À quel moment l’équilibre change-t-il et les points de données individuels peuvent-ils faire basculer la prise de décision de manière exponentielle ?
Pour les décisions de politique monétaire, les points de données ne devraient avoir d’importance que dans la mesure où ils ont un impact sur les perspectives d’inflation future, ce qui doit être évalué au cas par cas.
Jusqu’où pensez-vous que l’on puisse aller dans ce cycle en ce qui concerne la réduction des taux ?
Mon scénario de base concernant l’évolution de l’économie et de l’inflation, avec toutes les incertitudes qu’il comporte, est que l’économie de la zone euro restera faible et que l’inflation se stabilisera de manière fiable autour de 2 % d’ici le milieu de l’année prochaine. Dans ce scénario, je prévois pour la BCE un taux directeur compris entre 2,5 % et 2,75 % à cet horizon.
Voilà pour la politique monétaire — mais qu’en est-il de la politique budgétaire, quel rôle peut-elle jouer ?
Il s’agit d’une question importante. L’histoire prouve que la politique monétaire est asymétrique dans ses efforts et qu’elle n’est pas très efficace pour sortir une économie de la récession. L’Europe est confrontée à de profonds défis structurels et a besoin d’une forte augmentation des investissements publics pour les relever. Elle doit également attirer les investissements privés. Malheureusement, les règles budgétaires européennes et la législation allemande sur la limitation de la dette ne permettent pas ce type de politiques. Par ailleurs, la France et l’Italie accumulent des déficits et des dettes élevés depuis un certain temps, ce qui nécessitera une réduction progressive. Cela signifie que nous ne pouvons que nous attendre à la poursuite d’une croissance faible dans la zone euro, même si les taux de politique monétaire descendent en dessous de 2,5 %. Le secteur du logement est le seul secteur qui réagit de manière significative aux taux d’intérêt, contrairement à l’investissement général des entreprises, qui ne peut être stimulé par le seul assouplissement de la politique monétaire. La reprise européenne a besoin d’une politique budgétaire, mais celle-ci ne semble pas être à notre portée. C’est un problème, car je ne vois pas comment l’Europe peut répondre à ces défis, en matière de sécurité, de digitalisation et de transition climatique en appliquant le cadre fiscal actuel. De nouvelles initiatives d’investissement financées au niveau européen sont essentielles.

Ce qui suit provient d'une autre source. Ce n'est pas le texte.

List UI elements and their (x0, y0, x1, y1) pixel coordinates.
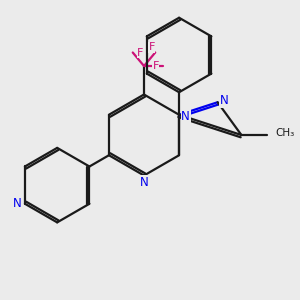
Text: N: N (140, 176, 148, 189)
Text: CH₃: CH₃ (275, 128, 295, 138)
Text: N: N (13, 197, 22, 210)
Text: F: F (148, 42, 155, 52)
Text: F: F (152, 61, 159, 71)
Text: N: N (181, 110, 190, 123)
Text: F: F (137, 47, 143, 58)
Text: N: N (220, 94, 229, 107)
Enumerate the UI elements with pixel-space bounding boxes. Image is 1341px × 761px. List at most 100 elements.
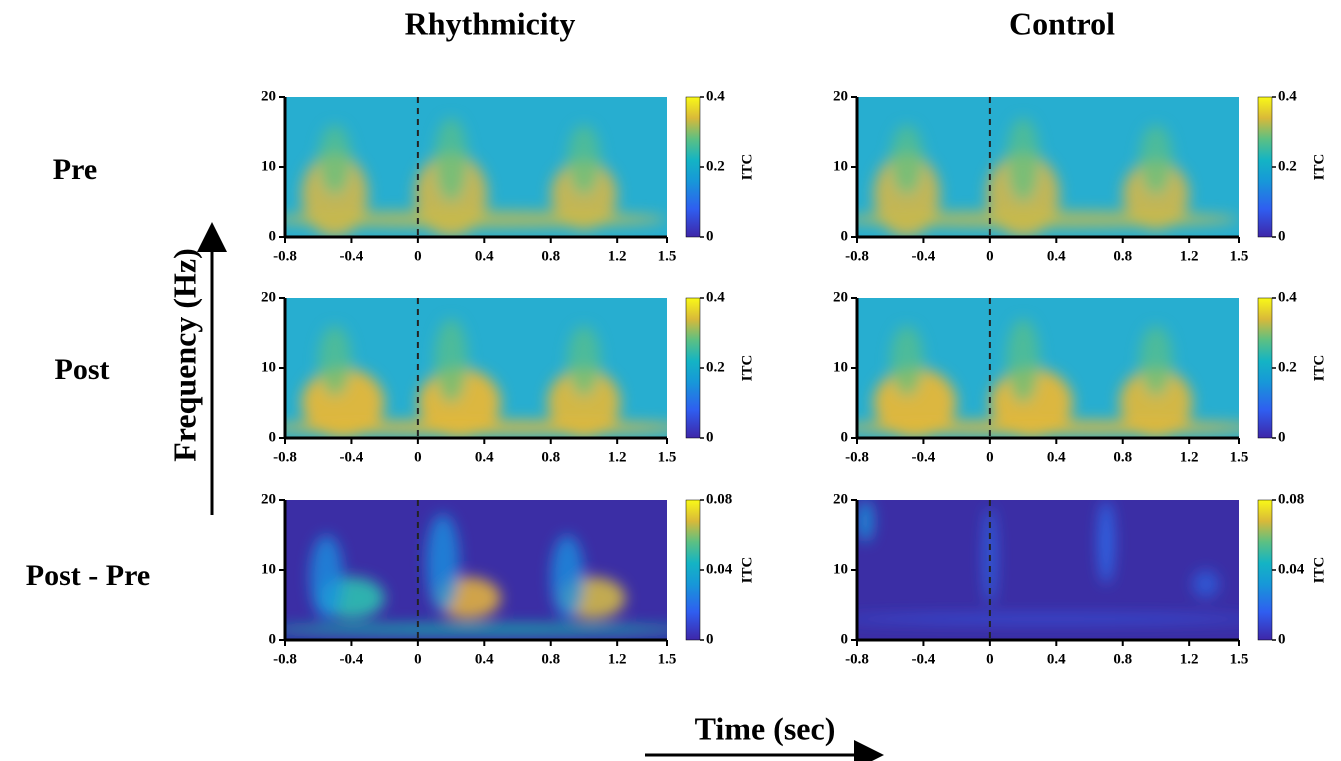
heatmap — [285, 298, 667, 438]
heatmap-blobs — [285, 319, 667, 438]
colorbar-label: ITC — [1311, 557, 1327, 584]
x-tick-label: 0.8 — [1113, 248, 1132, 264]
y-axis-label: Frequency (Hz) — [166, 248, 202, 462]
colorbar — [685, 297, 701, 439]
colorbar-tick-label: 0.4 — [706, 289, 725, 305]
x-tick-label: -0.4 — [912, 248, 936, 264]
heatmap — [857, 298, 1239, 438]
x-tick-label: 0.4 — [475, 651, 494, 667]
x-tick-label: 1.2 — [1180, 248, 1199, 264]
colorbar-label: ITC — [739, 154, 755, 181]
x-tick-label: 0 — [986, 449, 994, 465]
x-tick-label: 0 — [986, 651, 994, 667]
heatmap-blob — [567, 125, 601, 195]
x-tick-label: 1.5 — [1230, 651, 1249, 667]
x-tick-label: 0.4 — [1047, 449, 1066, 465]
x-tick-label: -0.4 — [340, 248, 364, 264]
heatmap-blob — [1006, 118, 1040, 202]
colorbar-label: ITC — [1311, 355, 1327, 382]
y-tick-label: 0 — [269, 631, 277, 647]
heatmap — [285, 97, 667, 237]
heatmap-blob — [426, 514, 460, 612]
colorbar-tick-label: 0.2 — [706, 359, 725, 375]
x-tick-label: 1.5 — [658, 449, 677, 465]
y-tick-label: 0 — [841, 429, 849, 445]
heatmap-blob — [434, 319, 468, 403]
colorbar-tick-label: 0.2 — [1278, 158, 1297, 174]
heatmap-blob — [1192, 570, 1220, 598]
x-tick-label: 0.8 — [1113, 651, 1132, 667]
y-tick-label: 20 — [261, 289, 276, 305]
colorbar-tick-label: 0.08 — [706, 491, 732, 507]
x-tick-label: 0.8 — [541, 449, 560, 465]
row-label: Post — [55, 353, 110, 386]
y-tick-label: 0 — [841, 631, 849, 647]
heatmap-blob — [873, 368, 957, 438]
heatmap — [857, 500, 1239, 640]
x-tick-label: 0 — [414, 248, 422, 264]
colorbar-tick-label: 0 — [706, 429, 714, 445]
heatmap — [857, 97, 1239, 237]
x-tick-label: 0.4 — [1047, 248, 1066, 264]
heatmap — [285, 500, 667, 640]
x-tick-label: 0.8 — [1113, 449, 1132, 465]
y-tick-label: 20 — [833, 88, 848, 104]
y-tick-label: 0 — [841, 228, 849, 244]
row-label: Post - Pre — [26, 559, 150, 592]
y-tick-label: 20 — [261, 88, 276, 104]
heatmap-blob — [309, 535, 344, 619]
colorbar-tick-label: 0.08 — [1278, 491, 1304, 507]
x-tick-label: -0.4 — [340, 651, 364, 667]
x-tick-label: 0.4 — [475, 449, 494, 465]
y-tick-label: 20 — [833, 289, 848, 305]
colorbar-tick-label: 0.4 — [706, 88, 725, 104]
colorbar-tick-label: 0.4 — [1278, 88, 1297, 104]
heatmap-blob — [857, 614, 1239, 624]
colorbar — [1257, 499, 1273, 641]
y-tick-label: 0 — [269, 228, 277, 244]
colorbar-tick-label: 0 — [1278, 228, 1286, 244]
x-tick-label: 1.2 — [608, 248, 627, 264]
colorbar-tick-label: 0 — [706, 228, 714, 244]
colorbar-label: ITC — [1311, 154, 1327, 181]
x-tick-label: -0.8 — [273, 651, 297, 667]
heatmap-blob — [857, 420, 1239, 435]
heatmap-blob — [857, 500, 874, 542]
heatmap-blob — [285, 420, 667, 435]
x-tick-label: 0.4 — [1047, 651, 1066, 667]
heatmap-blobs — [285, 118, 667, 237]
heatmap-blobs — [857, 500, 1239, 624]
colorbar-tick-label: 0.04 — [706, 561, 733, 577]
colorbar-tick-label: 0.04 — [1278, 561, 1305, 577]
heatmap-blob — [318, 326, 352, 396]
colorbar — [1257, 96, 1273, 238]
colorbar-tick-label: 0 — [706, 631, 714, 647]
x-tick-label: 1.2 — [1180, 651, 1199, 667]
x-tick-label: -0.8 — [845, 449, 869, 465]
heatmap-blobs — [857, 118, 1239, 237]
heatmap-blob — [1119, 368, 1193, 438]
heatmap-blob — [1139, 125, 1173, 195]
colorbar — [685, 96, 701, 238]
x-tick-label: 0 — [986, 248, 994, 264]
row-label: Pre — [53, 153, 97, 186]
x-tick-label: 1.5 — [1230, 248, 1249, 264]
x-tick-label: 1.2 — [1180, 449, 1199, 465]
y-tick-label: 20 — [261, 491, 276, 507]
heatmap-blob — [318, 125, 352, 195]
y-tick-label: 10 — [833, 359, 848, 375]
x-tick-label: 0.8 — [541, 248, 560, 264]
heatmap-blob — [285, 623, 667, 636]
heatmap-blob — [1097, 500, 1115, 584]
y-tick-label: 10 — [833, 158, 848, 174]
heatmap-blob — [1006, 319, 1040, 403]
x-tick-label: 1.5 — [1230, 449, 1249, 465]
heatmap-blob — [857, 211, 1239, 228]
x-tick-label: -0.4 — [912, 449, 936, 465]
colorbar-label: ITC — [739, 557, 755, 584]
x-tick-label: -0.8 — [273, 248, 297, 264]
heatmap-blob — [567, 326, 601, 396]
y-tick-label: 0 — [269, 429, 277, 445]
x-axis-label: Time (sec) — [695, 710, 836, 746]
y-tick-label: 20 — [833, 491, 848, 507]
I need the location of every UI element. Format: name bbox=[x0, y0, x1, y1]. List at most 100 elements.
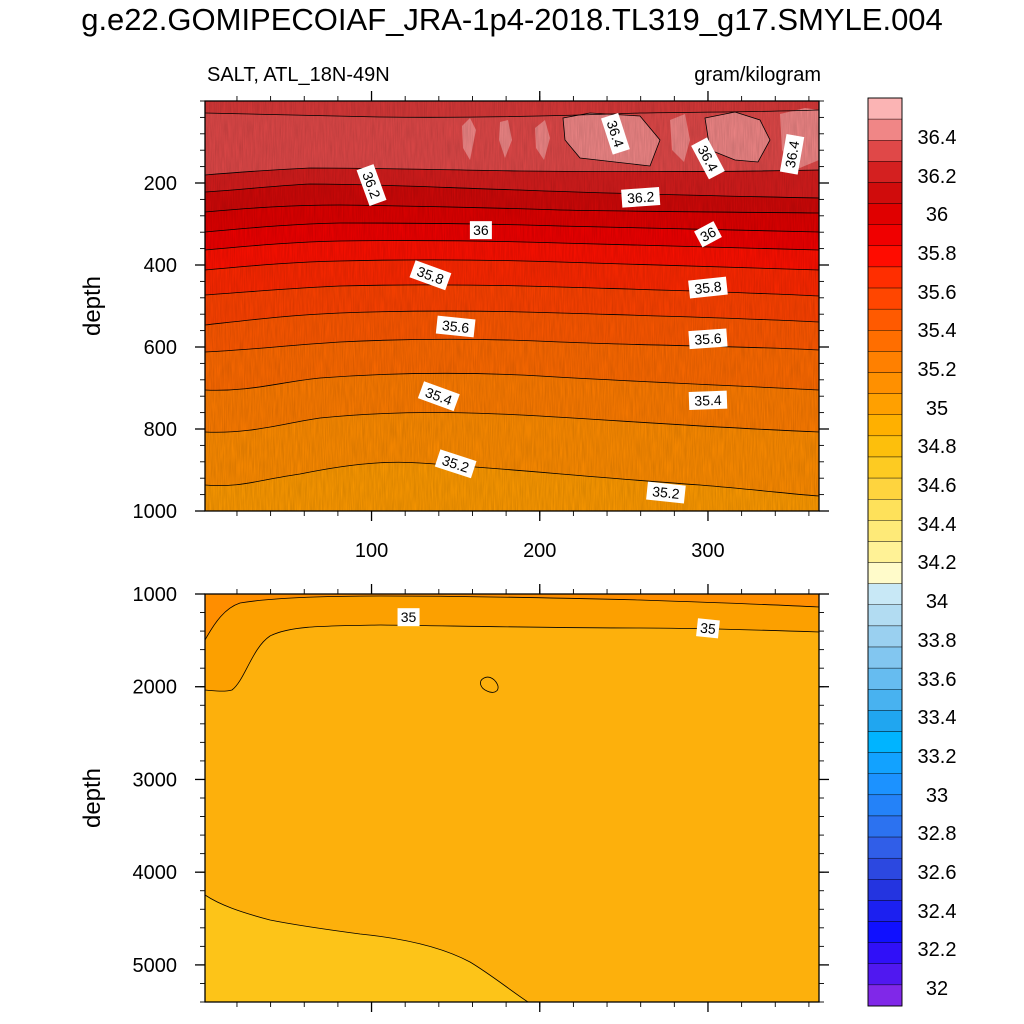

Mario Draghi a affirmé dans son rapport qu’il est « incontestable » que la création d’un actif européen sûr contribuerait à réduire le coût du capital et à renforcer le rôle de l’euro. Êtes-vous d’accord ?
Je suis d’accord et je le dis depuis des années. Un marché des obligations solide et liquide portant sur un actif européen sûr est un élément essentiel de l’Union des marchés des capitaux qui faciliterait le déploiement de l’investissement privé nécessaire. C’est un grand gâchis que nous ayons créé une union monétaire, plus difficile à mettre en place, et que nous ne puissions pas prendre les décisions nécessaires pour en récolter les fruits d’une véritable union des marchés des capitaux.
D’autres programmes tels que le plan de relance NextGenerationEU seraient utiles, mais il faut aller plus loin pour finaliser le marché des capitaux.
Les incertitudes qui pèsent sur l’Europe sont nombreuses : la politique intérieure, la stagnation économique prolongée, la forte incertitude liée à l’élection américaine. Quelle est votre plus grande inquiétude ?
Une victoire de Trump : je pense qu’il est une menace pour l’Europe.